PROGRAMMING PROBLEMS

  1. 16.19 Write a computational program that reads a file of station coordinates and observations and then
    1. (a) Writes the data to a file in a formatted fashion.
    2. (b) Computes the J, K, and W matrices.
    3. (c) Writes the matrices to a file that is compatible with the MATRIX program.
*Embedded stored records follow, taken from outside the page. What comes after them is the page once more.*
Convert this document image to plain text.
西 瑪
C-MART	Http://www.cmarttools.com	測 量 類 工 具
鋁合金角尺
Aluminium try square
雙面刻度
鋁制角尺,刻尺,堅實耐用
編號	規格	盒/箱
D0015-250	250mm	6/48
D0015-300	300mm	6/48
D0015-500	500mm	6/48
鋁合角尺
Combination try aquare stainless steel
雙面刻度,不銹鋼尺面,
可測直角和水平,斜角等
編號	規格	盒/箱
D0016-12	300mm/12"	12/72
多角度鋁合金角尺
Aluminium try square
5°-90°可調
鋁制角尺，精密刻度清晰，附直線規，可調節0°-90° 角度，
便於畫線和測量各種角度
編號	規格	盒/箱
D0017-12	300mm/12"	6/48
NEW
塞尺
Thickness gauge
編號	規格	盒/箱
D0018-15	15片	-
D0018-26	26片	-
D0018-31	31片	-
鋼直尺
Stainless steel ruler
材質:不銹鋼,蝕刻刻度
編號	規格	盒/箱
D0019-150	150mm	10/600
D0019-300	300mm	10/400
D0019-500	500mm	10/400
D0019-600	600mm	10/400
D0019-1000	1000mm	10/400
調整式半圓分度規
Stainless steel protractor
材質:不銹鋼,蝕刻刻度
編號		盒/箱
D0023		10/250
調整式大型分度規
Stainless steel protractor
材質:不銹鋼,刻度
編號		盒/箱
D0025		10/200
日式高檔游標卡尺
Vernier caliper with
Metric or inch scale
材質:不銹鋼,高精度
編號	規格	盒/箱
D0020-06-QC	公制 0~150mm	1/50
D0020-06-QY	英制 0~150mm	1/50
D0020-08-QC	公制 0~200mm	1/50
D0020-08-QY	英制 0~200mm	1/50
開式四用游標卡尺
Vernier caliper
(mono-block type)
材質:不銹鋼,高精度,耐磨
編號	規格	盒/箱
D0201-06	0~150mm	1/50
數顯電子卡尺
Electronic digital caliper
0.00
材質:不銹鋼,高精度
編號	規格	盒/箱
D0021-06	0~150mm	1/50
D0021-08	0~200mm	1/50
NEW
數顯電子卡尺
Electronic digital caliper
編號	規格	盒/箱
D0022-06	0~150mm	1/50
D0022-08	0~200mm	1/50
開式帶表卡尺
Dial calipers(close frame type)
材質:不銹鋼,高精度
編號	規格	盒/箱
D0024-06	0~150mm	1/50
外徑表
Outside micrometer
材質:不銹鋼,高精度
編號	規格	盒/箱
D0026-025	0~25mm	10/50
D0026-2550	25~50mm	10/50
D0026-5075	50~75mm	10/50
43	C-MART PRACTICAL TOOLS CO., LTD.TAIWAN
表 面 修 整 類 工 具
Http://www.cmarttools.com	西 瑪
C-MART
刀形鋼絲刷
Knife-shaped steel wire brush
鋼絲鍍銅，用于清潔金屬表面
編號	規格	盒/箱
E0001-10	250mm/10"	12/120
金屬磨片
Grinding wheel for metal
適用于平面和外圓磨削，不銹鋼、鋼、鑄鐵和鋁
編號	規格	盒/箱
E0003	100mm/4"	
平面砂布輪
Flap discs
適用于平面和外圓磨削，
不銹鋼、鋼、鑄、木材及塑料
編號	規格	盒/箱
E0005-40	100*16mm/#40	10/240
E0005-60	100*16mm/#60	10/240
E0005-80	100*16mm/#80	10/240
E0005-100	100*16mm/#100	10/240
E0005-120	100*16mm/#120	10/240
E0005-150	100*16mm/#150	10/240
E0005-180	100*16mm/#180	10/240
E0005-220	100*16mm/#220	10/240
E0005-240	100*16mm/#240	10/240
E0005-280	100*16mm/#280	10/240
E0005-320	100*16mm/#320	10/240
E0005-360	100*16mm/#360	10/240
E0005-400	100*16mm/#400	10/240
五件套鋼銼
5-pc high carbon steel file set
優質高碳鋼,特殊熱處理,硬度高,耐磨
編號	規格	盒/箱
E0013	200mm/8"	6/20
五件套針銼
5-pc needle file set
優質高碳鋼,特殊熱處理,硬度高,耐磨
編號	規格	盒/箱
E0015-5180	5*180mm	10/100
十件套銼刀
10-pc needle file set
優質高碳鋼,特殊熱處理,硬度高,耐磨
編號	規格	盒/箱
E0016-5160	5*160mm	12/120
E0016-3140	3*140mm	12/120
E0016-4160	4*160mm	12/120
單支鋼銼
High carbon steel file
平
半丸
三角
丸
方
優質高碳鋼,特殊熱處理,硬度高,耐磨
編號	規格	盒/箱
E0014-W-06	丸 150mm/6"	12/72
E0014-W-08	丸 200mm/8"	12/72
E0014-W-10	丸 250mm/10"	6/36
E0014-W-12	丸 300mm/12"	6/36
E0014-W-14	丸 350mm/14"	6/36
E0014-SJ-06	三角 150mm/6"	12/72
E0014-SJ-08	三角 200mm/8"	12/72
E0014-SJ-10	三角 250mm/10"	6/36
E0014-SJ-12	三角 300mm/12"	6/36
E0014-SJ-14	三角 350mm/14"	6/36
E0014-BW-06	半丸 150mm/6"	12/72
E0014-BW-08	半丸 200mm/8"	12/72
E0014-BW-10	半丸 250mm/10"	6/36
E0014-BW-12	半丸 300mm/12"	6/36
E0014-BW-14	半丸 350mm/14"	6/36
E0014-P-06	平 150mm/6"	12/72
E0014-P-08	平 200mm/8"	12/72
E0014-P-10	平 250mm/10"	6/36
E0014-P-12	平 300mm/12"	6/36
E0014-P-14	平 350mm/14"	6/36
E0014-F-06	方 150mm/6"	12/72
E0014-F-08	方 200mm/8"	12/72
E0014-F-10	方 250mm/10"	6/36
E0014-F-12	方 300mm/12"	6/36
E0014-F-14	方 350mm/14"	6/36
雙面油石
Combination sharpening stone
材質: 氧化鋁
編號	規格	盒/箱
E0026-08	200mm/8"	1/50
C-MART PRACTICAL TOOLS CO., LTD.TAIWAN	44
    4. (d) Demonstrate this program with Problem 16.17.
  2. 16.20 Write a program that reads a file containing the J, K, and W matrices and then
    1. (a) Writes these matrices in a formatted fashion.
    2. (b) Performs one iteration in Problem 16.17.
    3. (c) Writes the matrices used to compute the solution, and tabulates the corrections to the station coordinates in a formatted fashion.
  3. 16.21 Write a program that reads a file of station coordinates and observations and then
    1. (a) Writes the data to a file in a formatted fashion.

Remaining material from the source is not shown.